Recent editorials in the Wall Street Journal touched on several points this blog has made in different postings. One was on difficulties in the measurement of GDP and its disconnects with increases in standard of living (which is what really counts), and the other on anemic growth of GDP over recent years, and what that means for “The American Dream”.
The editorial of Prof. Feldstein on Saturday has interesting points for Sen. Gramm and Mr. Solon, in their editorial of Monday on Finding 3 % growth. We are not properly accounting for the increase in quality (which includes functionality) of what we buy, so that growth in standard of living does not correlate perfectly with growth in GDP per capita. For example, how much more does your cellphone do today, than did a similarly priced one of 15 years ago? Also, for example, when competition drives down the price of phone and data plans it will have a negative effect on GDP growth, but have we really seen a decrease in standard of living? All this says our growth rate has been better than the statistics, especially in recent years, as more “free” apps and information appear.
However, there is little doubt that we could do better, and it would improve our standard of living even more. The dead hand of regulation weighed heavily in the Obama years, and rolling unneeded ones back has many benefits. First, it reduces business costs. Second, it makes small and new businesses more able to compete with larger ones who can better afford compliance executives. Third, it creates a business environment where owners, executives and managers are more willing to take appropriate and intelligent business risk. Economist John Maynard Keynes recognized this and labeled it “animal spirits”, and never underestimated its importance. And just the cessation of business-bashing by our nation’s CEO has a beneficial effect.

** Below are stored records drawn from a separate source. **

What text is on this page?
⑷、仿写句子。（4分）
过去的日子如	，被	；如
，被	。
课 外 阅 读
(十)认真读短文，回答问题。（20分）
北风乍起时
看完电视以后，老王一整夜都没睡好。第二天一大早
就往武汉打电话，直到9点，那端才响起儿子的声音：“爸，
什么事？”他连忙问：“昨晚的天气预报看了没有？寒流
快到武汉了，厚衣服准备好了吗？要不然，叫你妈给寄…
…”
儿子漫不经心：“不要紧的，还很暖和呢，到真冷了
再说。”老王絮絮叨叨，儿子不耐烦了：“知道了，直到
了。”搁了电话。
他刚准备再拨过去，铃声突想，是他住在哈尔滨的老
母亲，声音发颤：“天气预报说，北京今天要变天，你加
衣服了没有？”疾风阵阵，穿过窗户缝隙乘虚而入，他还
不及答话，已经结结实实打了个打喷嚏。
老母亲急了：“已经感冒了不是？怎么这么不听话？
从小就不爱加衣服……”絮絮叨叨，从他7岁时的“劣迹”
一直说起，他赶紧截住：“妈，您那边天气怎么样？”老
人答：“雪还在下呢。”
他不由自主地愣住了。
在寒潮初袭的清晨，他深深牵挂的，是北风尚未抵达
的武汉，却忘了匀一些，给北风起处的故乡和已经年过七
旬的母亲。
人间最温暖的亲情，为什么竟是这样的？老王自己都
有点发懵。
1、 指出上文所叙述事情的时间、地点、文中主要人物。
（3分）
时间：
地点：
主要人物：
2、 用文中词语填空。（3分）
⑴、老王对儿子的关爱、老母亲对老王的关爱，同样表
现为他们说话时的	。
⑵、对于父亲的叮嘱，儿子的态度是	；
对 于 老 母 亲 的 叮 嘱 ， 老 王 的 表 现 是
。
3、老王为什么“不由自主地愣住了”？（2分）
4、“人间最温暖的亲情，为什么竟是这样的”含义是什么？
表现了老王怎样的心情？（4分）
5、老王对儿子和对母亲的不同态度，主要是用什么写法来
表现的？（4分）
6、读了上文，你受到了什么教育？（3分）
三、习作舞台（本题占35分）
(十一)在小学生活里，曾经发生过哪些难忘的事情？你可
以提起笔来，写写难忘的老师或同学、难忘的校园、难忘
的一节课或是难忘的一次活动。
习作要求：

We have a record number of job openings now in the US, at a time when our labor force participation has declined significantly. Possible explanations are a mismatch of skills required vs. skills available in the labor force, as well as overly generous transfer payments reducing incentives to work. GDP growth will get its greatest boost by filling those jobs, and boosting labor force participation. Government policies can affect both of those.